Los jueces saben que es culpable. Por lo tanto, lo mínimo que pueden hacer es no permitir que sus falsas afirmaciones y apelaciones provoquen retrasos significativos en el inicio de sus juicios. La mayoría del pueblo estadounidense sabe que Trump es un delincuente, un estafador y un mentiroso. Saben que odia la democracia. También deberían saber que los dictadores, autócratas y hombres fuertes como Trump no tienen buenos finales. La historia nos dice que terminan en la cárcel, el suicidio o el exilio forzado. Su corrupción y criminalidad se ven alimentadas por trastornos de personalidad que los llevan a la autodestrucción. Trump va en dirección a la autodestrucción. Su grandiosidad, narcisismo, paranoia y trastorno de personalidad antisocial se hacen más evidentes en sus apariciones públicas. Su base se está reduciendo porque su descarado compromiso con la autocracia está ahuyentando a la gente de él.

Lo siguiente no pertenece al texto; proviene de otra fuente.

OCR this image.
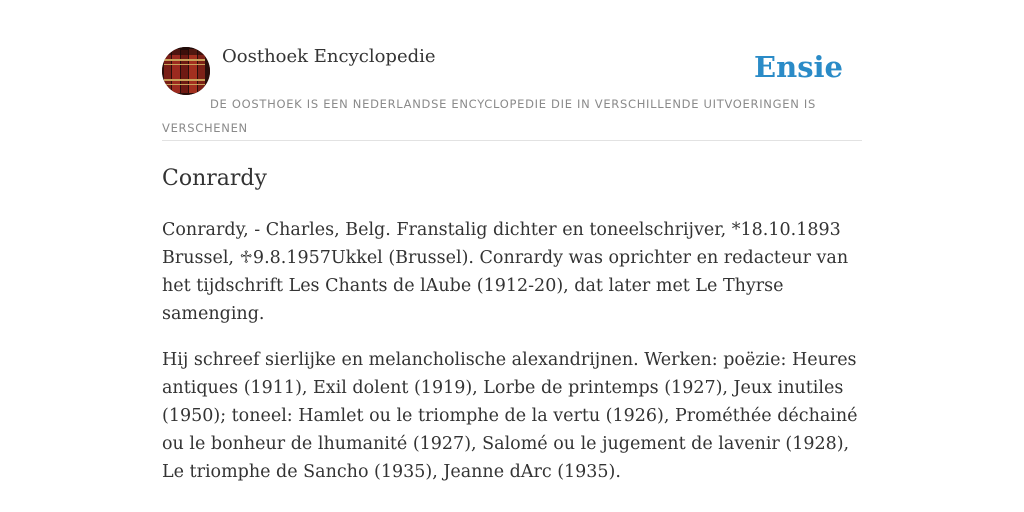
Oosthoek Encyclopedie	Ensie
DE OOSTHOEK IS EEN NEDERLANDSE ENCYCLOPEDIE DIE IN VERSCHILLENDE UITVOERINGEN IS VERSCHENEN
Conrardy

Conrardy, - Charles, Belg. Franstalig dichter en toneelschrijver, *18.10.1893 Brussel, ♱9.8.1957Ukkel (Brussel). Conrardy was oprichter en redacteur van het tijdschrift Les Chants de lAube (1912-20), dat later met Le Thyrse samenging.

Hij schreef sierlijke en melancholische alexandrijnen. Werken: poëzie: Heures antiques (1911), Exil dolent (1919), Lorbe de printemps (1927), Jeux inutiles (1950); toneel: Hamlet ou le triomphe de la vertu (1926), Prométhée déchainé ou le bonheur de lhumanité (1927), Salomé ou le jugement de lavenir (1928), Le triomphe de Sancho (1935), Jeanne dArc (1935).
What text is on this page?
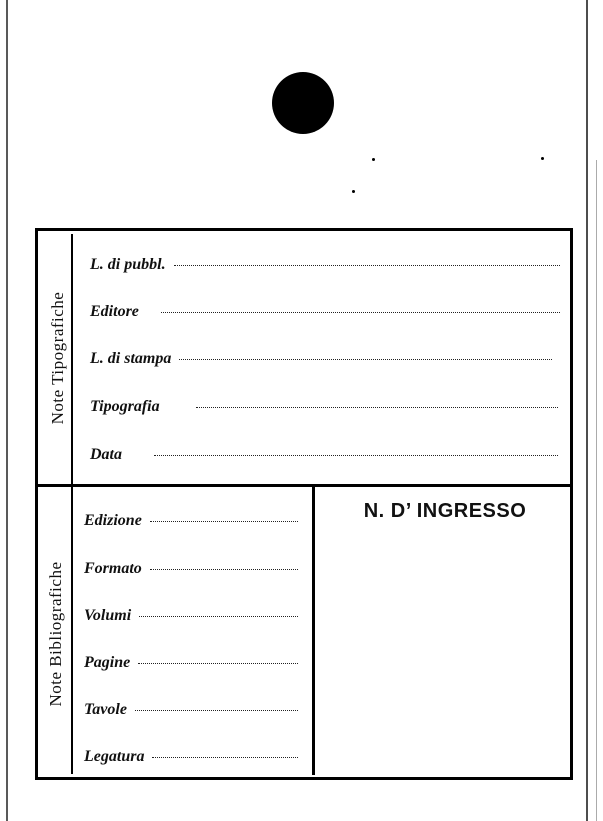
Note Tipografiche
Note Bibliografiche
L. di pubbl.
Editore
L. di stampa
Tipografia
Data
Edizione
Formato
Volumi
Pagine
Tavole
Legatura
N. D’ INGRESSO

LA LÍNEA DE FONDO LA MAYORIA DE LOS AMERICANOS QUIERE VIVIR EN UNA DEMOCRACIA. QUIEREN QUE SE PROTEGAN SUS LIBERTADES. NO QUIEREN A PUTIN DEambular por los pasillos de la Casa Blanca. NO QUIEREN PERDER SU SEGURIDAD SOCIAL O MEDICARE. TAMBIÉN QUIEREN CONTAR LOS HECHOS Y LA VERDAD.
LOS JUECES DEBEN DEJAR DE CEDER A TRUMP‘S ESTRATEGIA DE RETRASO. EL PÚBLICO VOTANTE NECESITA ESCUCHAR LAS PRUEBAS SOBRE LOS CARGOS DE LOS QUE SE ACUSA A TRUMP ANTES DEL DÍA DE LAS ELECCIONES.